Francis Asbury WAS, in many senses, early American Methodism. Here’s my recent interview, for Christianity Today, with historian John Wigger, who has written a fascinating biography of this man, who was better known in his time than any other public figure in America.
John Wigger explains how Francis Asbury left his fingerprints all over American Christianity.
Interview by Chris Armstrong
Flash back to 1776 and consider the celebrities of the time: George Washington, and maybe Thomas Jefferson. Believe it or not, the horseback-riding preacher and leader of early Methodism, Francis Asbury, would have been more recognizable face to face than these leaders or anyone else of his generation. Chris Armstrong, associate professor of church history at Bethel Seminary, interviewed historian John Wigger about the imprint Asbury left on America, which Wigger details in American Saint: Francis Asbury and the Methodists (Oxford University Press).
What did Francis Asbury do that American Christians today should appreciate?
Asbury led American Methodism through a period of tremendous growth. From 1771 until his death in 1816, he traveled more extensively across the American landscape than probably any other American of his day: over 130,000 miles on horseback. He preached more than 10,000 sermons and probably ordained 2,000 to 3,000 preachers. In 1771, there were only a few hundred Methodists in America. By 1816, there were more than 200,000, and Methodism had become the largest and most dynamic religious movement in America—a status it would hold through the Civil War.

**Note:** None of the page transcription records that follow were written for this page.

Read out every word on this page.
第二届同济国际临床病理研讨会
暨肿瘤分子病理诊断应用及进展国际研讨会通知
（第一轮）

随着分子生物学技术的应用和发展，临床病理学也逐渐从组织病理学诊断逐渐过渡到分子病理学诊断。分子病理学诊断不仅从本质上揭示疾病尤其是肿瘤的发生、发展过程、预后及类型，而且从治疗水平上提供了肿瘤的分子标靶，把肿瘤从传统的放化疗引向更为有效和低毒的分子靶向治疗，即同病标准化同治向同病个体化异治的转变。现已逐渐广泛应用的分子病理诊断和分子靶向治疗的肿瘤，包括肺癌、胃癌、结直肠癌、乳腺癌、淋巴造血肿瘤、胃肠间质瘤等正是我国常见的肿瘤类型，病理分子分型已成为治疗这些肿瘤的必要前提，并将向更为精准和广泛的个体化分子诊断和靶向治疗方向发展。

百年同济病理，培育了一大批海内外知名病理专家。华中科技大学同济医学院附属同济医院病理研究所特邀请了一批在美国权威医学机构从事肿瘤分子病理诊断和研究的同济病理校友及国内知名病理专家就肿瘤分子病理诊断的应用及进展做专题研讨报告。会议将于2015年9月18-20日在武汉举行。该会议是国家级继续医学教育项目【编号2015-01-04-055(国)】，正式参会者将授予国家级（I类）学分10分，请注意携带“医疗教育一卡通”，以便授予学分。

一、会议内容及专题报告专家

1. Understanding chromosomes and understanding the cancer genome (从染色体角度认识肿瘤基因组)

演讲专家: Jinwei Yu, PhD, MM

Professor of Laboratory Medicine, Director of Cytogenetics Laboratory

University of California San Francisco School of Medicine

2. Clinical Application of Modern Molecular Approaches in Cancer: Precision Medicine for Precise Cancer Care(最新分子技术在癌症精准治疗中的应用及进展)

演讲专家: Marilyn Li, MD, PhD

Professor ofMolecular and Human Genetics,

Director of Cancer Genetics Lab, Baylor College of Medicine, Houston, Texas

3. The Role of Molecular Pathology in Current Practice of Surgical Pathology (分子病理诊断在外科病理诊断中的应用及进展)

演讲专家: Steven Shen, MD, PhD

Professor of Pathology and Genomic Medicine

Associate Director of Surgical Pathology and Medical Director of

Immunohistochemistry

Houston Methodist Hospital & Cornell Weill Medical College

Asbury’s influence also went well beyond denominational borders. Many more Americans attended Methodist meetings than actually joined the church, especially early on. Methodism’s theology, worship style, and system of discipline worked their ways deep into the fabric of American life, influencing nearly all other mass religious movements. So Asbury’s fingerprints have ended up on the holiness and Pentecostal movements and on the culture of evangelicalism as a whole.
You use the contentious s-word in describing Asbury. What was really saintly about him?
Asbury didn’t think of himself as particularly holy. But other people did. Living the same life as Methodism’s circuit riders, he spent most days in other people’s homes during his 45 years in America. He lived under intense scrutiny, and in the end people had very little bad to say about him.
He prayed frequently, getting up at 4 or 5 A.M. many mornings for private prayer, and then joining with his host families for evening prayer. He lived in voluntary poverty, dressing cheaply, even buying the cheapest saddles despite the huge amount of time he spent on horseback. He gave away almost all the money that ever came his way. He relentlessly pushed himself in the service of the gospel, even in his later years when he suffered progressively worsening congestive heart failure, which made his feet so sore he sometimes had to be carried from his horse to the pulpit.
No one believed that Asbury was perfect, and even his greatest supporters admitted that he made mistakes in running the church. Though not an autocrat, he did guard his episcopal authority, which opened him up to criticism. He was so well loved that we know of at least 1,000 children named after him. But he continued to be afraid of rejection. So when he was in settings he found intimidating, he could seem aloof, even harsh.
What made Asbury such an effective leader?
When we think of great religious leaders, we usually have in mind intellectuals, charismatic communicators, autocrats. But Asbury was none of these. He was the son of an English gardener, and had only a few years of common schooling to his credit. He was a terrible public speaker. And he was uncomfortable in the halls of denominational power.
Asbury’s leadership was built on his piety and his ability to connect with people one on one. He was also a brilliant administrator. His nationwide network of thousands of leaders and the structure of “conferences” churning out statistical reports anticipated modern managerial structures.
Asbury perfected Wesley’s system of itinerant circuit riders, who each month ministered their way around rural circuits 200 to 500 miles in circumference, with typically 25 to 30 preaching appointments, leaving very few days each month for rest. And Asbury insisted that all preachers, from new candidates to bishops, make the same low salary.
What is surprising is that so many ministers remained fiercely loyal to this grueling system. Long after his death, when Methodism had become wealthy and was building gothic churches with paid choirs in urban centers, many old-timers were still speaking out for the disciplined way of the circuit riders. And then came the various breakaway holiness movements, which were wholehearted expressions of trying to get back to that early discipline.
In what other ways did Asbury leave his fingerprints on American Methodism and American religion?
Even though he did not arrive in America until he was 26, Asbury quickly absorbed and understood American culture. While other American leaders of the movement aspired to a cultured preaching style, Asbury preached in colloquial, everyday language. While others in the movement were appalled by the Southern innovation of the frontier camp meeting, Asbury attended a few, and he wrote feverishly to pastors, insisting that they use camp meetings in their ministries. In other words, although Asbury didn’t invent the new, more democratic style of late 18th and early 19th century American religion, he did foster a style that changed Methodism and moved American religion decidedly in the democratic direction.